It’s become clear there’s not enough low-carbon energy to satisfy data centers’ needs, and natural gas will be key.

It’s Climate Week in New York, and dominating the conversation has been the apparently insatiable appetite of artificial intelligence for power.
The subject has been much in the news. Just last week, we learned that the infamous Three Mile Island nuclear plant in Pennsylvania will be restarted to supply electricity to Microsoft Corp.’s data centers.
Then Tuesday, Bloomberg News reported that ChatGPT creator OpenAI had pitched the Biden administration on its vision for massive data centers that may each consume enough power to run an entire city.
Alarmingly for climate hawks, it’s become clear there’s not enough low-emission energy — nuclear or otherwise — to satisfy AI, and natural gas will be key.
The boss of EQT Corp., America’s largest producer of the fossil fuel, said data centers will be the biggest new source of US gas demand in the years ahead.

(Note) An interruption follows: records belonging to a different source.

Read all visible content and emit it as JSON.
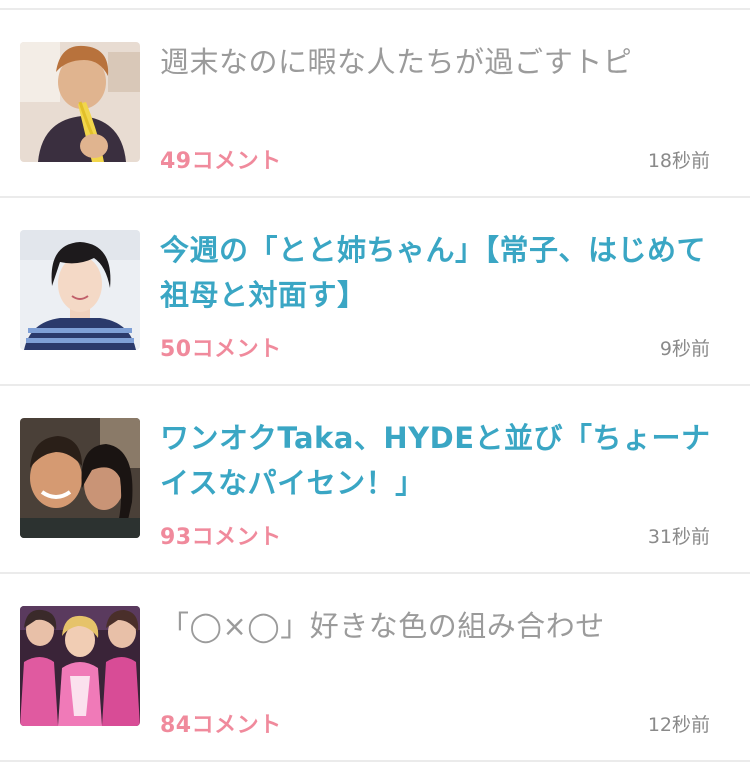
{
  "topics": [
    {
      "title": "週末なのに暇な人たちが過ごすトピ",
      "comments": "49コメント",
      "time": "18秒前",
      "state": "read",
      "thumbnail_icon": "photo-man-banana"
    },
    {
      "title": "今週の「とと姉ちゃん」【常子、はじめて祖母と対面す】",
      "comments": "50コメント",
      "time": "9秒前",
      "state": "unread",
      "thumbnail_icon": "photo-woman-short-hair"
    },
    {
      "title": "ワンオクTaka、HYDEと並び「ちょーナイスなパイセン！」",
      "comments": "93コメント",
      "time": "31秒前",
      "state": "unread",
      "thumbnail_icon": "photo-two-men-selfie"
    },
    {
      "title": "「◯×◯」好きな色の組み合わせ",
      "comments": "84コメント",
      "time": "12秒前",
      "state": "read",
      "thumbnail_icon": "photo-idol-group-pink"
    }
  ],
  "colors": {
    "read_title": "#9b9b9b",
    "unread_title": "#3aa6c4",
    "comment_count": "#f08a9c",
    "timestamp": "#8a8a8a",
    "divider": "#ebebeb"
  }
}
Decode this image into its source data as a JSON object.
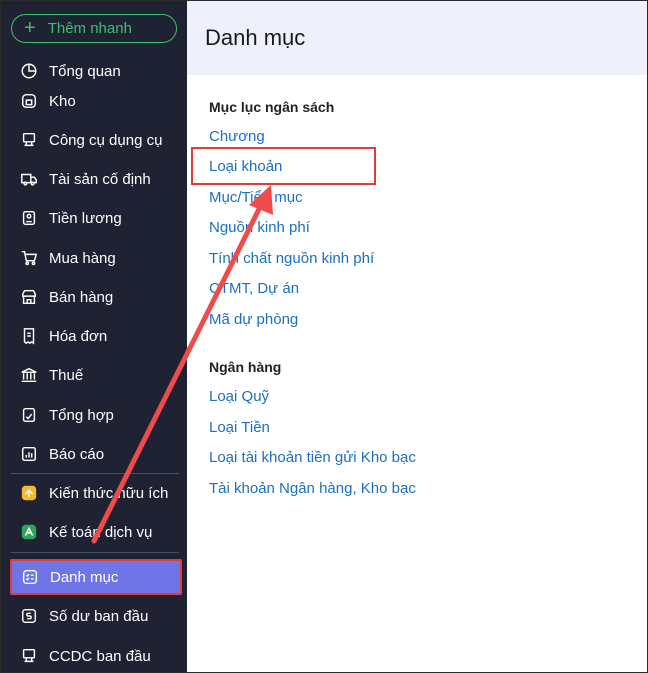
{
  "sidebar": {
    "quick_add_label": "Thêm nhanh",
    "items": [
      {
        "label": "Tổng quan",
        "icon": "pie-chart-icon"
      },
      {
        "label": "Kho",
        "icon": "warehouse-icon"
      },
      {
        "label": "Công cụ dụng cụ",
        "icon": "tools-icon"
      },
      {
        "label": "Tài sản cố định",
        "icon": "truck-icon"
      },
      {
        "label": "Tiền lương",
        "icon": "salary-icon"
      },
      {
        "label": "Mua hàng",
        "icon": "cart-icon"
      },
      {
        "label": "Bán hàng",
        "icon": "store-icon"
      },
      {
        "label": "Hóa đơn",
        "icon": "invoice-icon"
      },
      {
        "label": "Thuế",
        "icon": "bank-icon"
      },
      {
        "label": "Tổng hợp",
        "icon": "summary-icon"
      },
      {
        "label": "Báo cáo",
        "icon": "report-icon"
      },
      {
        "label": "Kiến thức hữu ích",
        "icon": "knowledge-icon"
      },
      {
        "label": "Kế toán dịch vụ",
        "icon": "accounting-service-icon"
      },
      {
        "label": "Danh mục",
        "icon": "catalog-icon"
      },
      {
        "label": "Số dư ban đầu",
        "icon": "balance-icon"
      },
      {
        "label": "CCDC ban đầu",
        "icon": "tools-initial-icon"
      }
    ]
  },
  "main": {
    "title": "Danh mục",
    "sections": [
      {
        "title": "Mục lục ngân sách",
        "links": [
          "Chương",
          "Loại khoản",
          "Mục/Tiểu mục",
          "Nguồn kinh phí",
          "Tính chất nguồn kinh phí",
          "CTMT, Dự án",
          "Mã dự phòng"
        ]
      },
      {
        "title": "Ngân hàng",
        "links": [
          "Loại Quỹ",
          "Loại Tiền",
          "Loại tài khoản tiền gửi Kho bạc",
          "Tài khoản Ngân hàng, Kho bạc"
        ]
      }
    ]
  },
  "colors": {
    "sidebar_bg": "#1f2233",
    "accent_green": "#3fbf6f",
    "active_bg": "#6f74e6",
    "annotation_red": "#e23b3b",
    "link_blue": "#1a6fc4",
    "header_bg": "#eef1fb"
  }
}
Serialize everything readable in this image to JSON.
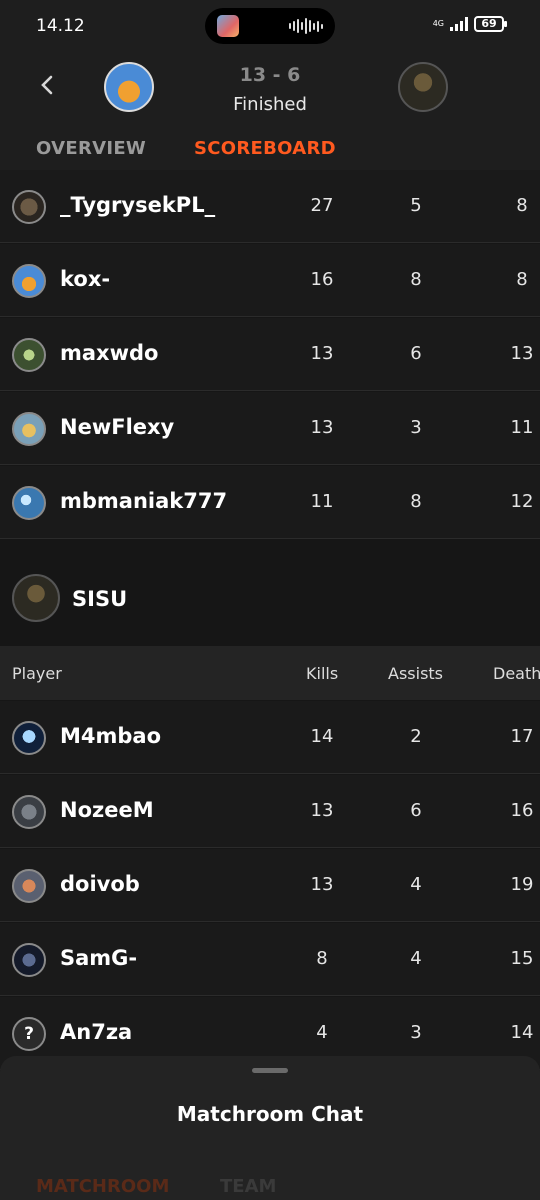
{
  "status_bar": {
    "time": "14.12",
    "network": "4G",
    "battery": "69"
  },
  "match": {
    "score": "13 - 6",
    "status": "Finished"
  },
  "tabs": {
    "overview": "OVERVIEW",
    "scoreboard": "SCOREBOARD"
  },
  "team1": {
    "players": [
      {
        "name": "_TygrysekPL_",
        "kills": "27",
        "assists": "5",
        "deaths": "8"
      },
      {
        "name": "kox-",
        "kills": "16",
        "assists": "8",
        "deaths": "8"
      },
      {
        "name": "maxwdo",
        "kills": "13",
        "assists": "6",
        "deaths": "13"
      },
      {
        "name": "NewFlexy",
        "kills": "13",
        "assists": "3",
        "deaths": "11"
      },
      {
        "name": "mbmaniak777",
        "kills": "11",
        "assists": "8",
        "deaths": "12"
      }
    ]
  },
  "team2": {
    "name": "SISU",
    "columns": {
      "player": "Player",
      "kills": "Kills",
      "assists": "Assists",
      "deaths": "Death"
    },
    "players": [
      {
        "name": "M4mbao",
        "kills": "14",
        "assists": "2",
        "deaths": "17"
      },
      {
        "name": "NozeeM",
        "kills": "13",
        "assists": "6",
        "deaths": "16"
      },
      {
        "name": "doivob",
        "kills": "13",
        "assists": "4",
        "deaths": "19"
      },
      {
        "name": "SamG-",
        "kills": "8",
        "assists": "4",
        "deaths": "15"
      },
      {
        "name": "An7za",
        "kills": "4",
        "assists": "3",
        "deaths": "14",
        "avatar_glyph": "?"
      }
    ]
  },
  "chat_sheet": {
    "title": "Matchroom Chat",
    "tab_matchroom": "MATCHROOM",
    "tab_team": "TEAM"
  },
  "colors": {
    "accent": "#ff5a1f",
    "background": "#161616",
    "row": "#1a1a1a"
  },
  "icons": {
    "back": "chevron-left-icon",
    "unknown_avatar": "question-mark-icon"
  }
}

Indeed, the country’s energy companies already plan a slew of new gas-fired power projects. That could complicate the energy transition and threaten President Joe Biden’s lofty goal of ridding emissions from the grid by 2035.
Meanwhile, climate hasn’t been a focus for Democratic presidential nominee Kamala Harris’ campaign. The US vice president even revised her stance on fracking, saying she wouldn’t ban the practice if elected.
In short, it all feels very different from four years ago, when the prospect of a Biden presidency animated environmental activists.
Of course, climate concerns haven’t been sidelined by corporations and governments entirely — witness Biden’s speeches at the Bloomberg Global Business Forum and the United Nations General Assembly in New York this week.
Yet recent days have given another reminder of how energy security (and national security, given US competition with China over AI) can leap to the top of the political and business agenda, leaving climate concerns trailing.